Di fronte a questo quadro così incerto, quali scenari si possono aprire? Se verrà confermata la conventio ad excludendum nei confronti di Chega, l’unica soluzione sarebbe una coalizione tra socialisti e Alleanza democratica, magari guidata da Montenegro, che vedrebbe premiato il suo lungo impegno politico (venticinque anni), quando ormai tutti lo davano verso la fine della sua presenza sulla scena politica portoghese. Un’ipotesi a quanto pare sostenuta anche da Santos, malgrado la sua sia una linea politica più spostata a sinistra rispetto a quella di Costa, e che tuttavia sarebbe pronto a fare buon viso a cattivo gioco al fine di evitare guai peggiori. Per avere la maggioranza assoluta servono 116 seggi, e Alleanza democratica, anche con l’aiuto del piccolo partito Iniziativa liberale (5%), arriverebbe solo a 79.

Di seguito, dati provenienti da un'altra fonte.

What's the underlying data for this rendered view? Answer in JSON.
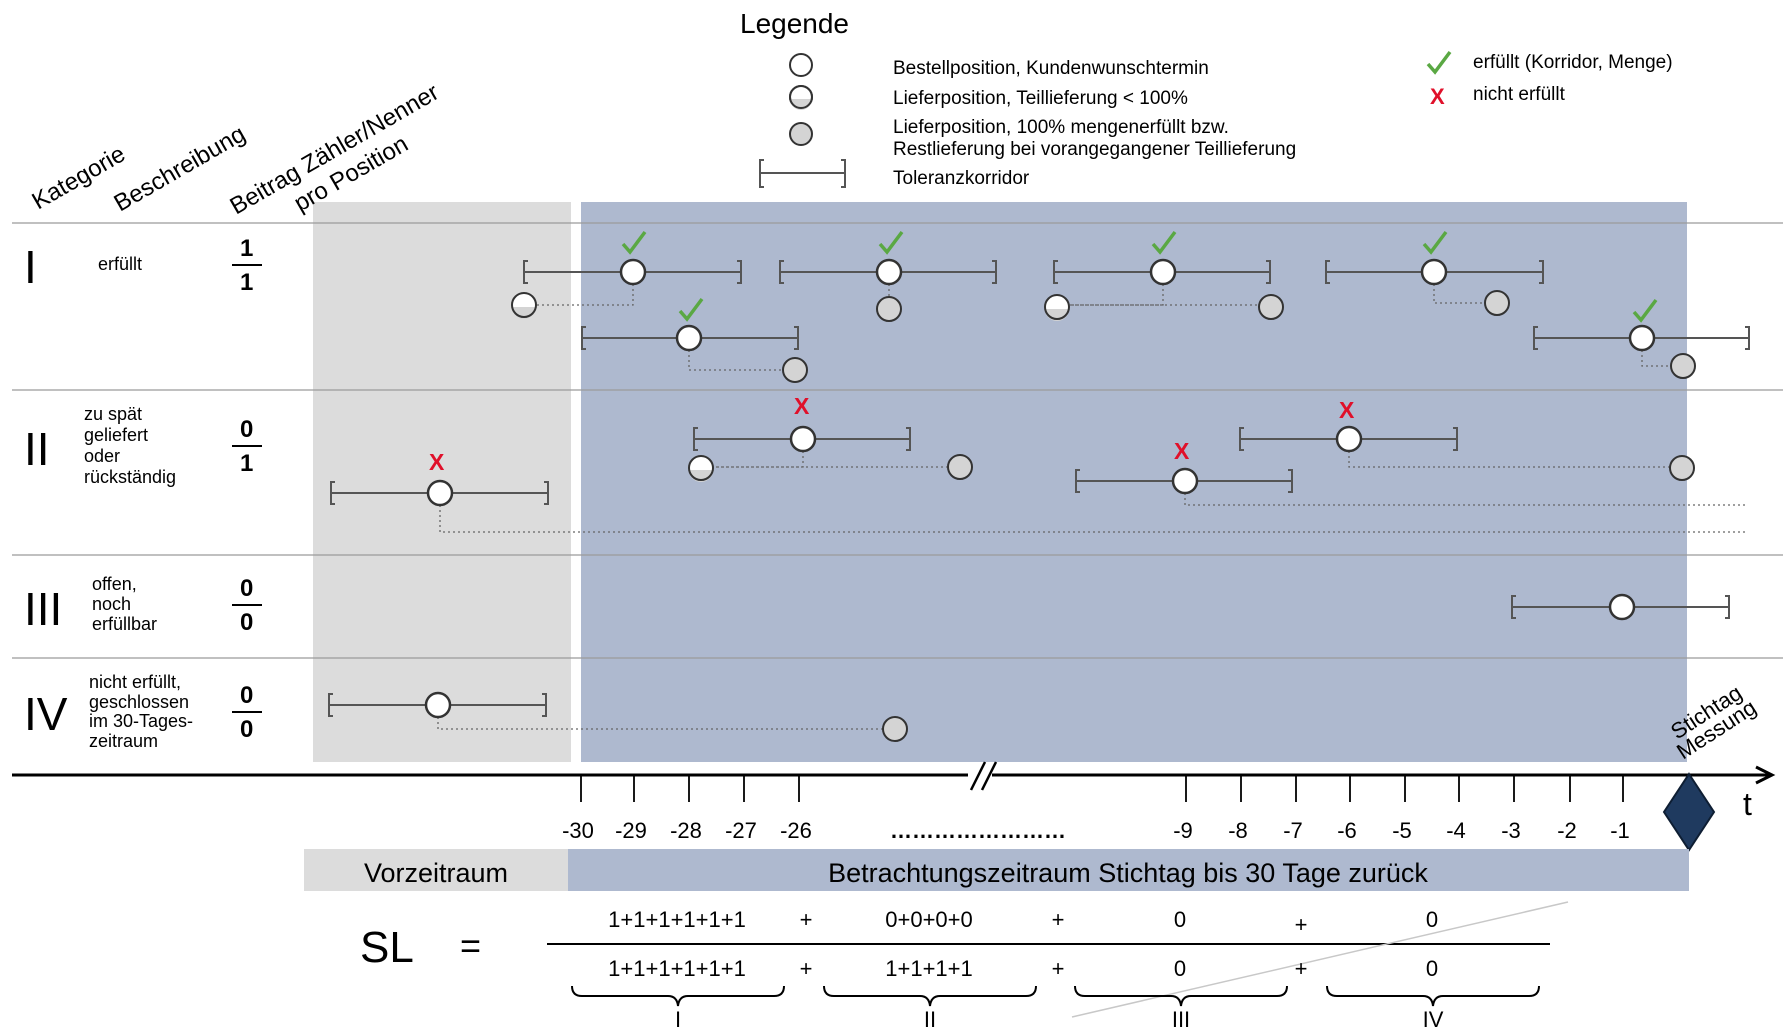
{
  "legend": {
    "title": "Legende",
    "items": [
      {
        "symbol": "circle-white-icon",
        "text": "Bestellposition, Kundenwunschtermin"
      },
      {
        "symbol": "circle-half-icon",
        "text": "Lieferposition, Teillieferung < 100%"
      },
      {
        "symbol": "circle-grey-icon",
        "text": "Lieferposition, 100% mengenerfüllt bzw.",
        "text2": "Restlieferung bei vorangegangener Teillieferung"
      },
      {
        "symbol": "bracket-corridor-icon",
        "text": "Toleranzkorridor"
      }
    ],
    "status": [
      {
        "symbol": "checkmark-icon",
        "text": "erfüllt (Korridor, Menge)",
        "color": "#5aa843"
      },
      {
        "symbol": "cross-icon",
        "text": "nicht erfüllt",
        "color": "#e0102a"
      }
    ]
  },
  "headers": {
    "kategorie": "Kategorie",
    "beschreibung": "Beschreibung",
    "beitrag_line1": "Beitrag Zähler/Nenner",
    "beitrag_line2": "pro Position"
  },
  "rows": [
    {
      "cat": "I",
      "desc": [
        "erfüllt"
      ],
      "num": "1",
      "den": "1"
    },
    {
      "cat": "II",
      "desc": [
        "zu spät",
        "geliefert",
        "oder",
        "rückständig"
      ],
      "num": "0",
      "den": "1"
    },
    {
      "cat": "III",
      "desc": [
        "offen,",
        "noch",
        "erfüllbar"
      ],
      "num": "0",
      "den": "0"
    },
    {
      "cat": "IV",
      "desc": [
        "nicht erfüllt,",
        "geschlossen",
        "im 30-Tages-",
        "zeitraum"
      ],
      "num": "0",
      "den": "0"
    }
  ],
  "axis": {
    "ticks_left": [
      "-30",
      "-29",
      "-28",
      "-27",
      "-26"
    ],
    "dots": "……………………",
    "ticks_right": [
      "-9",
      "-8",
      "-7",
      "-6",
      "-5",
      "-4",
      "-3",
      "-2",
      "-1"
    ],
    "t_label": "t",
    "stichtag_line1": "Stichtag",
    "stichtag_line2": "Messung"
  },
  "periods": {
    "vorzeitraum": "Vorzeitraum",
    "betrachtung": "Betrachtungszeitraum Stichtag bis 30 Tage zurück"
  },
  "formula": {
    "lhs": "SL",
    "eq": "=",
    "num_terms": [
      "1+1+1+1+1+1",
      "0+0+0+0",
      "0",
      "0"
    ],
    "den_terms": [
      "1+1+1+1+1+1",
      "1+1+1+1",
      "0",
      "0"
    ],
    "plus": "+",
    "groups": [
      "I",
      "II",
      "III",
      "IV"
    ]
  },
  "colors": {
    "grey_band": "#dcdcdc",
    "blue_band": "#aeb9cf",
    "check": "#5aa843",
    "cross": "#e0102a",
    "diamond": "#1f3a5f"
  }
}
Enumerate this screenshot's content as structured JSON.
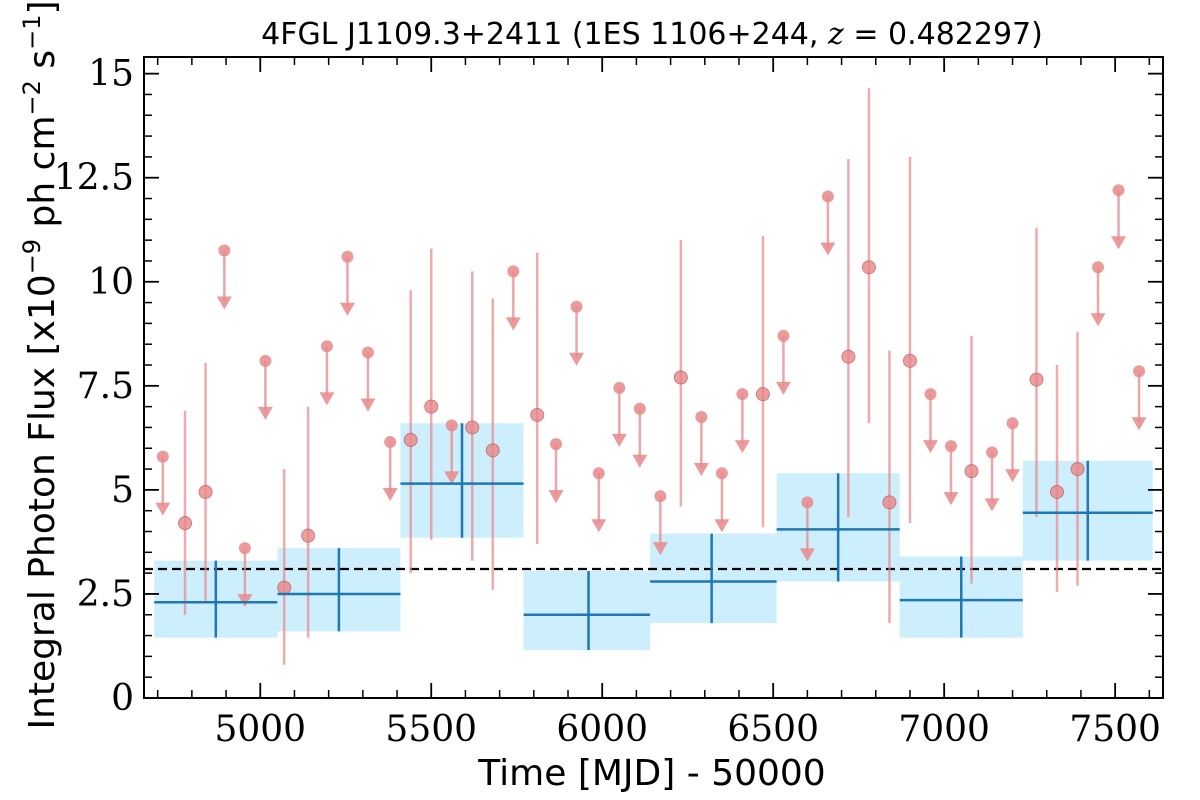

Questa complicata situazione si inserisce all’interno di un quadro economico relativamente buono. Dopo la crisi causata dalla pandemia, che aveva comportato una drastica flessione del Pil pari al 7,6% nel 2020, il Paese si è ripreso registrando una crescita del 6,7% nel 2022, poi ridimensionata drasticamente nel 2023 a causa della guerra, solo +1,2%, che dovrebbe però nell’anno in corso aumentare fino al 2. Una situazione seconda solo a quella dell’Irlanda. Altri dati importanti riguardano l’aumento dell’inflazione, tema comune a tutta Europa, che in Portogallo è arrivata nel 2022 all’8,1%. Se guardiamo poi alla riduzione del deficit, passato dal 2,9% del 2021 al 1,3% nel 2022, e a quella del debito pubblico, che dal 125,5% del Pil del 2021 è sceso al 114,7% del 2022, emerge una capacità del governo di tenere sotto controllo i conti pubblici, senza compromettere la crescita economica. Un quadro che però non è stato sufficiente ai socialisti a restare in piedi dopo la surreale vicenda dei due Costa.